Receptive field. Compute the receptive field of a single output unit at the deepest layer of the architecture Conv2d(K=3) -> MaxPool2d(2) -> Conv2d(K=3) -> MaxPool2d(2) -> Conv2d(K=3). Express the answer in pixels of the input image. Does this receptive field cover the whole image for a 28 by 28 input?
GPU pipeline. Adapt the CIFAR-10 starter from the notebook (RGB images of shape (N, 32, 32, 3)) to run on GPU. Pay particular attention to the channels-last to channels-first transpose, and to placing both the model and every minibatch on the same device.

Going further

The classical reference for the topics introduced here is the Stanford CS231n course, "Convolutional Neural Networks for Visual Recognition", whose lecture notes — freely available online — give an exceptionally clear treatment of convolution arithmetic, pooling, receptive fields and architectural design choices. They are an excellent companion to this chapter for any reader who wishes to go further.

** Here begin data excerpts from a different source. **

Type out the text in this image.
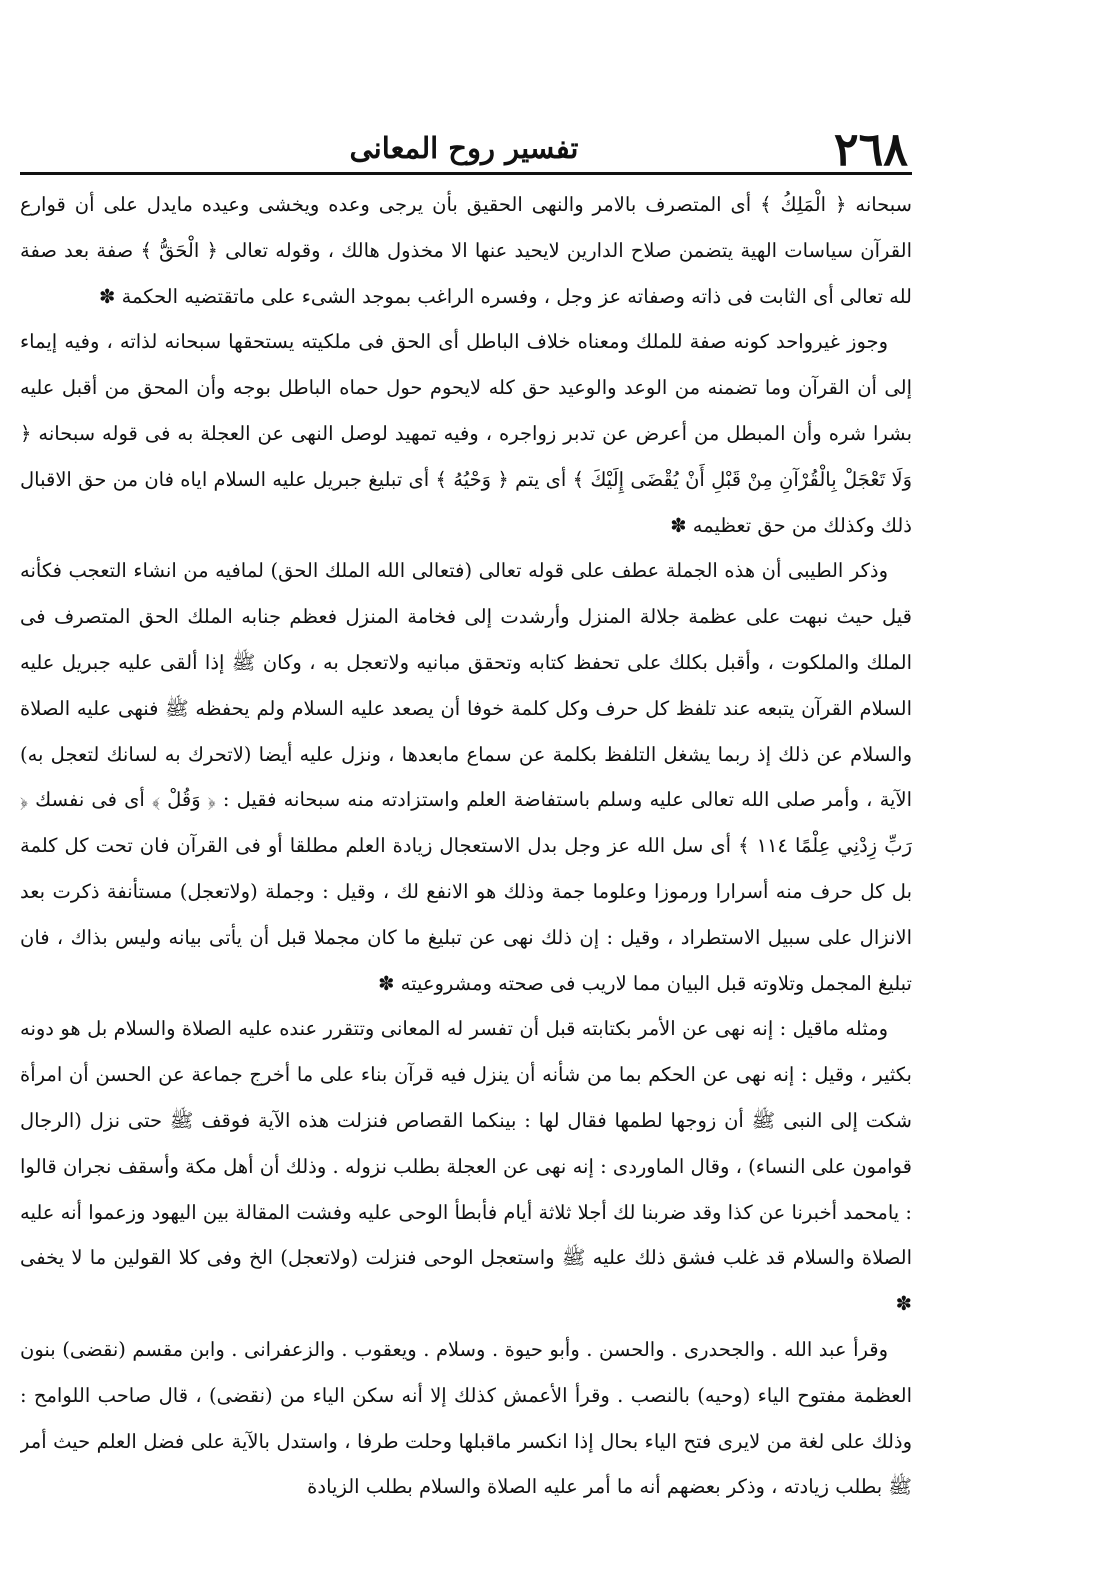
٢٦٨
تفسير روح المعانى

سبحانه ﴿ الْمَلِكُ ﴾ أى المتصرف بالامر والنهى الحقيق بأن يرجى وعده ويخشى وعيده مايدل على أن قوارع القرآن سياسات الهية يتضمن صلاح الدارين لايحيد عنها الا مخذول هالك ، وقوله تعالى ﴿ الْحَقُّ ﴾ صفة بعد صفة لله تعالى أى الثابت فى ذاته وصفاته عز وجل ، وفسره الراغب بموجد الشىء على ماتقتضيه الحكمة ✽

وجوز غيرواحد كونه صفة للملك ومعناه خلاف الباطل أى الحق فى ملكيته يستحقها سبحانه لذاته ، وفيه إيماء إلى أن القرآن وما تضمنه من الوعد والوعيد حق كله لايحوم حول حماه الباطل بوجه وأن المحق من أقبل عليه بشرا شره وأن المبطل من أعرض عن تدبر زواجره ، وفيه تمهيد لوصل النهى عن العجلة به فى قوله سبحانه ﴿ وَلَا تَعْجَلْ بِالْقُرْآنِ مِنْ قَبْلِ أَنْ يُقْضَى إِلَيْكَ ﴾ أى يتم ﴿ وَحْيُهُ ﴾ أى تبليغ جبريل عليه السلام اياه فان من حق الاقبال ذلك وكذلك من حق تعظيمه ✽

وذكر الطيبى أن هذه الجملة عطف على قوله تعالى (فتعالى الله الملك الحق) لمافيه من انشاء التعجب فكأنه قيل حيث نبهت على عظمة جلالة المنزل وأرشدت إلى فخامة المنزل فعظم جنابه الملك الحق المتصرف فى الملك والملكوت ، وأقبل بكلك على تحفظ كتابه وتحقق مبانيه ولاتعجل به ، وكان ﷺ إذا ألقى عليه جبريل عليه السلام القرآن يتبعه عند تلفظ كل حرف وكل كلمة خوفا أن يصعد عليه السلام ولم يحفظه ﷺ فنهى عليه الصلاة والسلام عن ذلك إذ ربما يشغل التلفظ بكلمة عن سماع مابعدها ، ونزل عليه أيضا (لاتحرك به لسانك لتعجل به) الآية ، وأمر صلى الله تعالى عليه وسلم باستفاضة العلم واستزادته منه سبحانه فقيل : ﴿ وَقُلْ ﴾ أى فى نفسك ﴿ رَبِّ زِدْنِي عِلْمًا ١١٤ ﴾ أى سل الله عز وجل بدل الاستعجال زيادة العلم مطلقا أو فى القرآن فان تحت كل كلمة بل كل حرف منه أسرارا ورموزا وعلوما جمة وذلك هو الانفع لك ، وقيل : وجملة (ولاتعجل) مستأنفة ذكرت بعد الانزال على سبيل الاستطراد ، وقيل : إن ذلك نهى عن تبليغ ما كان مجملا قبل أن يأتى بيانه وليس بذاك ، فان تبليغ المجمل وتلاوته قبل البيان مما لاريب فى صحته ومشروعيته ✽

ومثله ماقيل : إنه نهى عن الأمر بكتابته قبل أن تفسر له المعانى وتتقرر عنده عليه الصلاة والسلام بل هو دونه بكثير ، وقيل : إنه نهى عن الحكم بما من شأنه أن ينزل فيه قرآن بناء على ما أخرج جماعة عن الحسن أن امرأة شكت إلى النبى ﷺ أن زوجها لطمها فقال لها : بينكما القصاص فنزلت هذه الآية فوقف ﷺ حتى نزل (الرجال قوامون على النساء) ، وقال الماوردى : إنه نهى عن العجلة بطلب نزوله . وذلك أن أهل مكة وأسقف نجران قالوا : يامحمد أخبرنا عن كذا وقد ضربنا لك أجلا ثلاثة أيام فأبطأ الوحى عليه وفشت المقالة بين اليهود وزعموا أنه عليه الصلاة والسلام قد غلب فشق ذلك عليه ﷺ واستعجل الوحى فنزلت (ولاتعجل) الخ وفى كلا القولين ما لا يخفى ✽

وقرأ عبد الله . والجحدرى . والحسن . وأبو حيوة . وسلام . ويعقوب . والزعفرانى . وابن مقسم (نقضى) بنون العظمة مفتوح الياء (وحيه) بالنصب . وقرأ الأعمش كذلك إلا أنه سكن الياء من (نقضى) ، قال صاحب اللوامح : وذلك على لغة من لايرى فتح الياء بحال إذا انكسر ماقبلها وحلت طرفا ، واستدل بالآية على فضل العلم حيث أمر ﷺ بطلب زيادته ، وذكر بعضهم أنه ما أمر عليه الصلاة والسلام بطلب الزيادة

The architectures we have built so far cap out at five or six convolutional layers; deeper networks suffer from vanishing gradients and become very hard to train. The breakthrough that unlocked truly deep CNNs was the residual network of He, Zhang, Ren and Sun, "Deep Residual Learning for Image Recognition" (CVPR 2016). By introducing skip connections that let each block learn a residual correction rather than the full transformation, ResNet made it routine to train networks with 50, 101 or even 152 layers. ResNet and its descendants are the workhorses of modern computer vision.

In practice, you rarely implement ResNet from scratch. The torchvision library ships pre-built and pre-trained versions of all the standard architectures — ResNet, VGG, DenseNet, EfficientNet, Vision Transformers — together with the canonical image datasets (MNIST, CIFAR, ImageNet) and a rich set of image transformations. A single line such as torchvision.models.resnet18(weights="DEFAULT") returns a fully trained ImageNet classifier ready to fine-tune on your own data. The next chapter will pick up exactly there.